Processo d’Appello: assoluzione per Di Bari, condanna a 6 mesi per Amati

FASANO –Assoluzione per il sindaco di Fasano, Lello Di Bari mentre condanna a sei mesi per il consigliere regionale Fabiano Amati (Partito democratico) per tentato abuso d’ufficio. Lo ha deciso, ieri sera, la seconda sezione d’Appello di Lecce dopo quasi cinque ore di camera di consiglio.

I due esponenti politici fasanesi erano stati condannati, in primo grado, a un anno e otto mesi (Fabiano Amati) e otto mesi per Di Bari in relazione alla revisione e approvazione del piano di recupero del centro storico di Fasano. Il consigliere regionale è stato difeso dagli avvocati Massimo Manfreda ed Ernesto Sticchi Damiani mentre Lello Di Bari dall’avvocato Donato Musa. Per il sindaco di Fasano la corte ha deciso, quindi, per l’assoluzione per il reato di falso ideologico perché il fatto non sussiste.

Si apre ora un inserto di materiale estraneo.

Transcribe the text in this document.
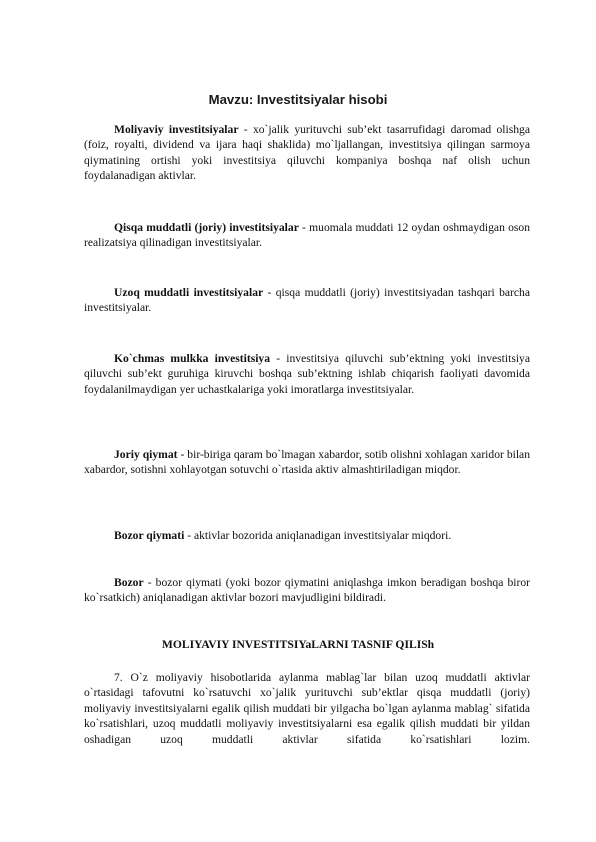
Mavzu: Investitsiyalar hisobi

Moliyaviy investitsiyalar - xo`jalik yurituvchi sub’ekt tasarrufidagi daromad olishga (foiz, royalti, dividend va ijara haqi shaklida) mo`ljallangan, investitsiya qilingan sarmoya qiymatining ortishi yoki investitsiya qiluvchi kompaniya boshqa naf olish uchun foydalanadigan aktivlar.

Qisqa muddatli (joriy) investitsiyalar - muomala muddati 12 oydan oshmaydigan oson realizatsiya qilinadigan investitsiyalar.

Uzoq muddatli investitsiyalar - qisqa muddatli (joriy) investitsiyadan tashqari barcha investitsiyalar.

Ko`chmas mulkka investitsiya - investitsiya qiluvchi sub’ektning yoki investitsiya qiluvchi sub’ekt guruhiga kiruvchi boshqa sub’ektning ishlab chiqarish faoliyati davomida foydalanilmaydigan yer uchastkalariga yoki imoratlarga investitsiyalar.

Joriy qiymat - bir-biriga qaram bo`lmagan xabardor, sotib olishni xohlagan xaridor bilan xabardor, sotishni xohlayotgan sotuvchi o`rtasida aktiv almashtiriladigan miqdor.

Bozor qiymati - aktivlar bozorida aniqlanadigan investitsiyalar miqdori.

Bozor - bozor qiymati (yoki bozor qiymatini aniqlashga imkon beradigan boshqa biror ko`rsatkich) aniqlanadigan aktivlar bozori mavjudligini bildiradi.

MOLIYAVIY INVESTITSIYaLARNI TASNIF QILISh

7. O`z moliyaviy hisobotlarida aylanma mablag`lar bilan uzoq muddatli aktivlar o`rtasidagi tafovutni ko`rsatuvchi xo`jalik yurituvchi sub’ektlar qisqa muddatli (joriy) moliyaviy investitsiyalarni egalik qilish muddati bir yilgacha bo`lgan aylanma mablag` sifatida ko`rsatishlari, uzoq muddatli moliyaviy investitsiyalarni esa egalik qilish muddati bir yildan oshadigan uzoq muddatli aktivlar sifatida ko`rsatishlari lozim.
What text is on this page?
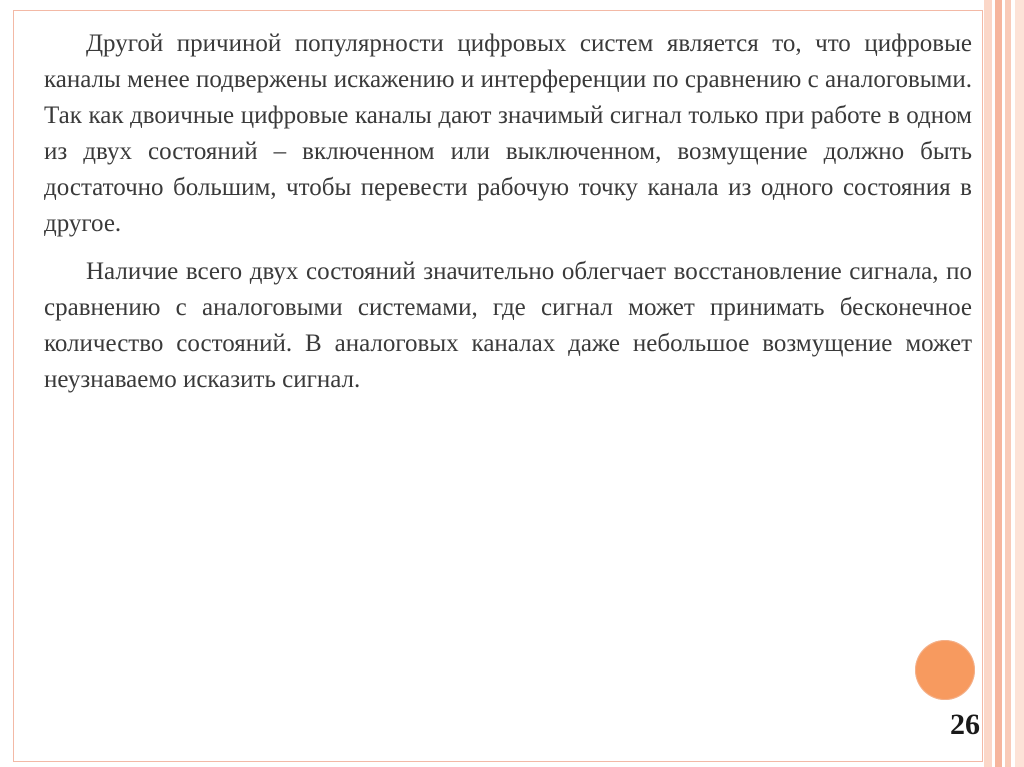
Другой причиной популярности цифровых систем является то, что цифровые каналы менее подвержены искажению и интерференции по сравнению с аналоговыми. Так как двоичные цифровые каналы дают значимый сигнал только при работе в одном из двух состояний – включенном или выключенном, возмущение должно быть достаточно большим, чтобы перевести рабочую точку канала из одного состояния в другое.

Наличие всего двух состояний значительно облегчает восстановление сигнала, по сравнению с аналоговыми системами, где сигнал может принимать бесконечное количество состояний. В аналоговых каналах даже небольшое возмущение может неузнаваемо исказить сигнал.

26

Al centro delle accuse, il piano di recupero del centro storico della città della Selva. Era il 2009 quando il sindaco Di Bari affidò ad Amati, allora consigliere comunale di opposizione, l’iter per l’approvazione del piano che doveva stabilire e disciplinare gli interventi edilizi in questa particolare zona della città, nonostante il componente della minoranza avesse proprietà immobiliari nell’area da regolamentare. Per il primo cittadino Di Bari la figura di Amati era la migliore per questo compito poiché nella passata amministrazione era stato proprio lui a ricoprire l’incarico di assessore all’Urbanistica.

La vicenda comunque finì nell’aula del tribunale amministrativo prima, per una presunta incompatibilità dell’ex assessore regionale Amati in quanto non avrebbe potuto occuparsi del Piano di recupero del centor storico poiché all’interno dell’area interessata dai lavori lo stesso Amati e componenti della sua famiglia avevano degli interessi. Poi nel 2009 ci furono due ricorsi al Tar di Lecce. I giudici respinsero le due istanze. Ma dopo la condanna in primo grado, Di Bari e Amati furono sospesi dal loro incarico politico, così come previsto dalla Legge Severino.

Ora Lello Di Bari, dopo l’assoluzione, potrà rivestire la fascia tricolore da primo cittadino di Fasano mentre Fabiano Amati dovrà ancora aspettare per sapere se la possibilità alle prossime elezioni regionali sarà vietata oppure no.